Sono altri gli eterni che qui ci è dato di incontrare, mentre noi escoriamo, quaggiù, come dei vermi, la dimora amara e l’illusione acerba della nostra temporalità d’ammalate creature: difatti, ciò che non è dimentico è condannato a rinvenire come una voce insita che alla chiamata assorda e che nel nome il destino incatena, specialmente in quel moto perpetuo e senza fissità d’asilo che ha una predominanza nella fattispecie della eco.
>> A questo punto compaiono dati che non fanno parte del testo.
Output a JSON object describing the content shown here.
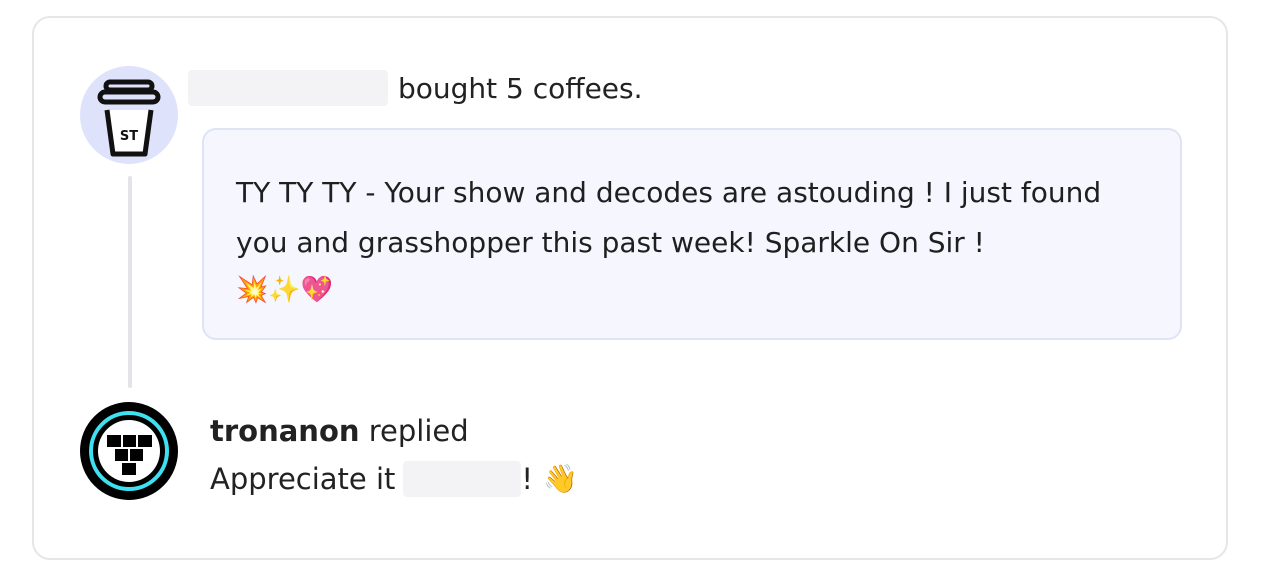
{
  "donation": {
    "supporter_text": "bought 5 coffees.",
    "avatar_initials": "ST",
    "message": "TY TY TY - Your show and decodes are astouding ! I just found you and grasshopper this past week! Sparkle On Sir !",
    "message_emojis": "💥✨💖"
  },
  "reply": {
    "author": "tronanon",
    "action": "replied",
    "text_before": "Appreciate it",
    "text_after": "!",
    "emoji": "👋"
  },
  "icons": {
    "supporter_avatar": "coffee-cup-icon",
    "creator_avatar": "tron-logo-icon"
  },
  "colors": {
    "card_border": "#e6e6ea",
    "message_bg": "#f5f6fe",
    "message_border": "#dfe3f6",
    "avatar_bg": "#dfe2fb",
    "tron_cyan": "#3fe0f0"
  }
}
Io ero là, e al cuore della fila vi ero accosto, palpitante e anonimo come un miracolo che va esaudendosi, quando di nuovo quella vindice fama mi si riofferse gelida per tutto il teschio, incuneata nella mia intimità come l’aculeo di una nostalgia da lungi appartenuta, di una precedenza anodina, ma senza l’assunto oblio che più non media: – Azim aspetta…! Esitai, ma solo per un ansito, e fu solo per frenare in seno all’animo la rapina di un fulmino fremito che mi paralizzasse.
Poi mi esplosi, tra i verdi bagliori incauti di voi.
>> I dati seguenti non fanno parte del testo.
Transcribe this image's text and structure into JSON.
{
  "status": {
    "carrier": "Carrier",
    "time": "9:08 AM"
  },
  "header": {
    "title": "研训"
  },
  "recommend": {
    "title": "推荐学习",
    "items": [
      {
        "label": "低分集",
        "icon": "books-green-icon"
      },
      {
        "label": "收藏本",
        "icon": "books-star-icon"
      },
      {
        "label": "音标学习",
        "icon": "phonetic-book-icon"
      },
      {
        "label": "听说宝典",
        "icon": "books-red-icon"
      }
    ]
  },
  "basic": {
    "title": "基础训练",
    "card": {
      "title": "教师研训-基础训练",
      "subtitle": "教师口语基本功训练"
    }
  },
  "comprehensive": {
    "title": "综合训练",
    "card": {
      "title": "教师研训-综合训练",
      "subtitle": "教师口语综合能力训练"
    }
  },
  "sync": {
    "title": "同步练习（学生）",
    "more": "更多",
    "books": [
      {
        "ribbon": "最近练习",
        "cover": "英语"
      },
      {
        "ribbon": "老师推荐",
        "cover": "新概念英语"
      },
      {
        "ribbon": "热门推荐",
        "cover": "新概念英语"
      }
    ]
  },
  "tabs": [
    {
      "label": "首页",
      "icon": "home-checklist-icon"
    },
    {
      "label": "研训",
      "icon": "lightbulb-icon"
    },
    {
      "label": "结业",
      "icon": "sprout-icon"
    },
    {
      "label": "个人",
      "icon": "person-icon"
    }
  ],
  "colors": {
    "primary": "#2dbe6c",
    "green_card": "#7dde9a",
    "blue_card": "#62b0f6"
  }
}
(Ora so. Non era da crederci, come a waswasa², a ciò che gli uomini fan diventare tra noi un dettato politico dell’Amato, mite e immoto Uno…).

1- L’intercessione a favore di coloro che in una comunità commettono grandi peccati.
2- Il “sussurro”, la suggestione che il Diavolo instilla nel cuore dell’uomo.